After several days of this, I work out that what I need is a pichet, like PK's, into which I can pour a metered quantity of drink. A little glass jug catches my eye. I shall find out how much it holds, then determine how much 40 cl of wine looks like when poured into it, then use that as my guide. That way, I shall not only retain a measure of self-control at supper time, I shall make my booze last longer.

I take the jug down from the shelf. It looks a bit dusty. There is a small crack next to the handle. My wife, who happens to be passing, says, 'You know we use that to put flowers in, don't you?'

'Yes,' I say, with a pathetic timbre in my voice. 'But I have my dignity to think of.'

And indeed, that evening I sit there full of bourgeois self-importance with my little jug of wine, and everything works according to plan, even though the wine is not only light and austere, but oddly nuanced with a flavour of dust. Only another week to go, I reckon.

CJ



Turning on the box


In the past, I’ve been scathing about wine in boxes. Wine in a box? Is that like cigars in a bottle?

So it’s ironic that, just a week after CJ returned from France with three wines in boxes, I found myself buying one from Sainsbury's. This is Caja Roja, and the first thing to say is that it’s not a Rioja. An easy mistake to make, given its name.

An even easier mistake would be to think that it is the almost identical Carta Roja, a rather good Jumilla Monastrell/Syrah which has picked up a couple of awards, and which is frequently “offered” by Sainsbury for just under a fiver.

These two bafflingly similar products are shown in the picture. The boxed Caja Roja – and yes, caja does translate as ‘box’ – is, in fact, a completely different, Monastrell/Tempranillo blend. Its perfectly drinkable, bright, slightly spicy product does not have the added weight and warmth (and, therefore, awards) of the bottled Carta Roja. With its virtually identical labelling, lettering, colouring…

It’s surely hard to imagine that the two could be confused by a shopper, used to dealing in their supermarket dash with the contest between too much choice and too little time.

But believe me, lured by the prospect of a bargain, they can.

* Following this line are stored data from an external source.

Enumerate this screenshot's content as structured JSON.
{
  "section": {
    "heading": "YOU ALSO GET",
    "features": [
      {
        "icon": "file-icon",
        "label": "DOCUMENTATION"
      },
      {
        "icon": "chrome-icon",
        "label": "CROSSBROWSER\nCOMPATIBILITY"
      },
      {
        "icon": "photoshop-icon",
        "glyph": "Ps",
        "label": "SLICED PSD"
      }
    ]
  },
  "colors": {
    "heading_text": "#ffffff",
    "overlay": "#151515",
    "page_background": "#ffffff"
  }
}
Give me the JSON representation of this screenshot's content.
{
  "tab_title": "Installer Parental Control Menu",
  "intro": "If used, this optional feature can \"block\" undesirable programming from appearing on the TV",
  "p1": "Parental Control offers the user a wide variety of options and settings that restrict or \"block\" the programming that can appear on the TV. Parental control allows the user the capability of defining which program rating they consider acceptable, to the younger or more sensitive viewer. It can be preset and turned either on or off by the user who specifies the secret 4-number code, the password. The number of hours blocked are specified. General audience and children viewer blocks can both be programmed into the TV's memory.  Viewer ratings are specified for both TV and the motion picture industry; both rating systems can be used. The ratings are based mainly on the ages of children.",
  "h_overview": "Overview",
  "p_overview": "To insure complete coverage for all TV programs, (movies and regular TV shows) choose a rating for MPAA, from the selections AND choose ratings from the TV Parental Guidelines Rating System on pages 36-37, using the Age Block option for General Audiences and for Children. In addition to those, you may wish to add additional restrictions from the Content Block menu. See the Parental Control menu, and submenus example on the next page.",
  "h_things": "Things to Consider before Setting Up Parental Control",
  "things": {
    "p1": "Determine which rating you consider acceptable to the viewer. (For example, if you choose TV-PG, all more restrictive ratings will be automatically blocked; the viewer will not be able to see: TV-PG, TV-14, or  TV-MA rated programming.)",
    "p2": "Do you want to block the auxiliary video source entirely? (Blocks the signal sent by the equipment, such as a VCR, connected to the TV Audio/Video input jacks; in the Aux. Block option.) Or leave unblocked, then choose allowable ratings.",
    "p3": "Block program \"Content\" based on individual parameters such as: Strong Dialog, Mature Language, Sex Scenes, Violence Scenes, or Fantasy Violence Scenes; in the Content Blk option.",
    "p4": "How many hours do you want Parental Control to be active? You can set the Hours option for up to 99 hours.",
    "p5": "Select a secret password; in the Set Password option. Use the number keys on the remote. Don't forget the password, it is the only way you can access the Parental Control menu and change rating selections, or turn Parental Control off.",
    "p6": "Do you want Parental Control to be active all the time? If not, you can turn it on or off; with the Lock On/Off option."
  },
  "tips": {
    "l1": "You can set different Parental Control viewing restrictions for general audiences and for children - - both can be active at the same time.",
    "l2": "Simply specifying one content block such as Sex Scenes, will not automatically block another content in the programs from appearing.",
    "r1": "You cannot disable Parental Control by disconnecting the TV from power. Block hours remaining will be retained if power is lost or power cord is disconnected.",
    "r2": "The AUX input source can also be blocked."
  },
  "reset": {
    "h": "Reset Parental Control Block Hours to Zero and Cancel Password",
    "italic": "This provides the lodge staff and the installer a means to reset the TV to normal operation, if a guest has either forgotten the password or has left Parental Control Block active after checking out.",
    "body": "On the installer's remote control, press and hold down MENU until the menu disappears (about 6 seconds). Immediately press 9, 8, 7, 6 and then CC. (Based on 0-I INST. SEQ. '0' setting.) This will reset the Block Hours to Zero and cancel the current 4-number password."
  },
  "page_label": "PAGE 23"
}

In a special offer, this box had been reduced by Sainsbury’s from £16 to £12. That’s 2.25 litres, or three bottles’ worth, for £12. It’s the cheapest drinkable wine I have encountered in the UK. It’s not the rather superior Carta Roja – but it’s £4 a bottle. An irresistible bargain. Only it’s in a box.

Now on the whole, I have resisted wine in a box. It is, as they say, convenient. It is also, as they say, uncouth. And I do so wish to be couth.

Like many purchasers, I argued to myself that a wine box would be a convenient way of drinking the odd glass, and cooking with the odd squirt, while keeping the rest fresh. The key word here being ‘convenient’.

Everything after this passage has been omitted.